In the seventh chapter of Ezra, the scribe and priest Ezra receives a commission from King Artaxerxes to return to Jerusalem and restore the worship and teaching of God’s law to a people who had lost their way. The text tells us three things about Ezra that define the pattern for any work of faithful cultural renewal: he had set his heart to study the Law of the LORD, and to do it, and to teach his statutes and rules in Israel (Ezra 7:10). Study. Practice. Teaching. Not one without the others. Not study that remains in the head, not practice divorced from understanding, not teaching that lacks the authority of a life lived in obedience. This is the biblical template for what Lantern House intends to build. Ezra’s work was made possible by a benefactor—a pagan king, no less—upon whose heart God had laid the importance of this restoration. The text is blunt about this: “The king granted him all that he asked,for the hand of the LORD his God was on him” (Ezra 7:6). Lantern House, too, has been made possible by generous benefactors upon whose hearts God has laid a vision for the renewal of Christian intellectual and cultural engagement in Lawrence, Kansas. A founding gift has been committed to launch an institution designed not for a season but for generations.
The contemporary church in America faces a crisis of engagement without recent precedent. In its concern for fidelity, a significant portion of American Christianity has turned inward—becoming so insular that it has ceded the cultural mandate altogether and struggles to communicate the gospel effectively in our post-modern secular world. It has become, in effect, an echo chamber. Another prominent response has been cultural warfare: loud, combative, politically entangled, and more interested in winning arguments than winning souls. This approach generates heat but remarkably little light. Both postures have alienated an entire generation of thoughtful young people, who find themselves either fearfully isolated from the culture to which they are called to be salt and light, or who rightly sense that shouting is not the same as persuading and political power is not the same as cultural authority.
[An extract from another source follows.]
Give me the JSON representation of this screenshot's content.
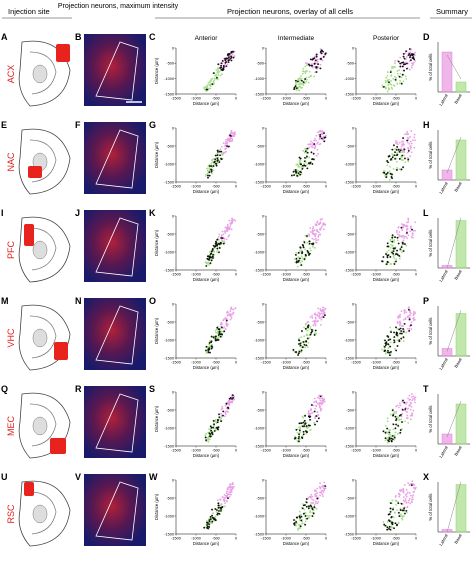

On the other side, much of mainline and progressive Christianity has responded to the culture’s challenges by accommodating them—softening doctrine, minimizing the supernatural, and reducing the faith to a set of ethical preferences barely distinguishable from secular humanism. This approach wins approval from the academy, but at the cost of having nothing distinctive left to say.
Between these two failures—the alienated and the accommodating—lies a vast and largely unoccupied middle ground. It is the ground of the ambassador for Christ. It is the ground occupied historically by figures like Augustine, who spent decades in patient, brilliant dialogue with the intellectual culture of late antiquity. It is the ground of the Magisterial Reformers, who built universities and published and debated and catechized and persuaded. It is the ground of the early church, which conquered the Roman Empire not by seizing political power but by out-thinking, out-living, and out-dying its rivals. Lantern House is built on the conviction that this middle ground—the ground of patient yet confident engagement, initiating conversation, hospitality, intellectual seriousness, and genuine community—is the ground on which the church can faithfully and effectively engage our modern Western world and university. We will not shout. We will not retreat. We will pursue conversations, set a table, open the books, unashamedly reflect on revelation, pour the coffee, and say: Come, let us reason together.